I/O is a place where some disruption is likely to happen though. Zig makes allocation explicit and forces one to pass around explicit allocator objects. This is good as allocation is something that can be crucial for the performance and behaviour of a program. I/O and in general event loop handling is another place that can be crucial for performance, io calls can block and dominate the performace of some programs. Zig did not handle that in any way, via async an optional version of the std io would use async calls, but now that is on hold. This is discussed in the issue 8224, the likely outcome is that there will be an explicit io object that somehow encapsulates io_uring, select, poll, epoll or aio, based I/O, and had to be passed to the calls that then perform io.
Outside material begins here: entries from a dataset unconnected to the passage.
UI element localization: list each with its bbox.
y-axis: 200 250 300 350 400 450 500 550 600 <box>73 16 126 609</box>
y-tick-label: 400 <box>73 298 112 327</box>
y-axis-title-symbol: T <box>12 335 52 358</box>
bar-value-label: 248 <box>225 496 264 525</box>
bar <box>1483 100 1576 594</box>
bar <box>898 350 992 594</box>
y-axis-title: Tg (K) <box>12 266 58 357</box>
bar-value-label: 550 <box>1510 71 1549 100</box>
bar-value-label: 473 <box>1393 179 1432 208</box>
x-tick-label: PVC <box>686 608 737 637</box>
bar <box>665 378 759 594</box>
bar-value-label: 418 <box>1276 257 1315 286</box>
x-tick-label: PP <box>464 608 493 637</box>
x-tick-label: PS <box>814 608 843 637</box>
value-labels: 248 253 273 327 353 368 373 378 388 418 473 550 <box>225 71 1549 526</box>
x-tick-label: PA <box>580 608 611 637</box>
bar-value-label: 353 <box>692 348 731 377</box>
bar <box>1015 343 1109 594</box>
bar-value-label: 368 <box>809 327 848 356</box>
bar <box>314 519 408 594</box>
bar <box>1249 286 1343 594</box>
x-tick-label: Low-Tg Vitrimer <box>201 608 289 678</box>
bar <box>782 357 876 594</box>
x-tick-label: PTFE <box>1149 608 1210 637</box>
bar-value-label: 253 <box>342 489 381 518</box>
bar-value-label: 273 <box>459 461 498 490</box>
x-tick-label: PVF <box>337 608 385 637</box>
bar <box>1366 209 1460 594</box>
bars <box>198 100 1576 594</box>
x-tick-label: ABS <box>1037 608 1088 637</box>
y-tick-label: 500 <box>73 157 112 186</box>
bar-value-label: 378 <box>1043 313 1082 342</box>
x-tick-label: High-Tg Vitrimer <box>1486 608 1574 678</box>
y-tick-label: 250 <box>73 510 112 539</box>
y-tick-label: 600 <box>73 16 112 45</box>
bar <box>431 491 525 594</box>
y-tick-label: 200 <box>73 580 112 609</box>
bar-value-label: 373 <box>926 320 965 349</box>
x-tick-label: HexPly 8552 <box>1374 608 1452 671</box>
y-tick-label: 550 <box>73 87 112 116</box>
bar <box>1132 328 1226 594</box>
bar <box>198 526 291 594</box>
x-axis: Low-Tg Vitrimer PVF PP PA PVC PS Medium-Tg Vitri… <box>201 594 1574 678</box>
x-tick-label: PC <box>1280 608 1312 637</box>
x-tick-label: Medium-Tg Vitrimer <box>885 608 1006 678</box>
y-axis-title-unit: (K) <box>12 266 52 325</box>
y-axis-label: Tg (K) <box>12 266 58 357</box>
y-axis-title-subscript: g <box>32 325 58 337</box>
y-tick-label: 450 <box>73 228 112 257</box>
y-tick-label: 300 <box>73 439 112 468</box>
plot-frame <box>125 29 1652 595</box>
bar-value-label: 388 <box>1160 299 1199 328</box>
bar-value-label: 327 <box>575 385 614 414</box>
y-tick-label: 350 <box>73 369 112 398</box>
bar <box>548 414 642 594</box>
This will give the same level of explicitness as allocation to io, which is I think quite inline with zig philosophy, but will be a bit disruptive to existing programs.

Zen

I think it is goot to finish with the official Zig Zen:

Communicate intent precisely.
Edge cases matter.
Favor reading code over writing code.
Only one obvious way to do things.
Runtime crashes are better than bugs.
Compile errors are better than runtime crashes.
Incremental improvements.
Avoid local maximums.
Reduce the amount one must remember.
Focus on code rather than style.
Resource allocation may fail; resource deallocation must succeed.
Memory is a resource.
Together we serve the users.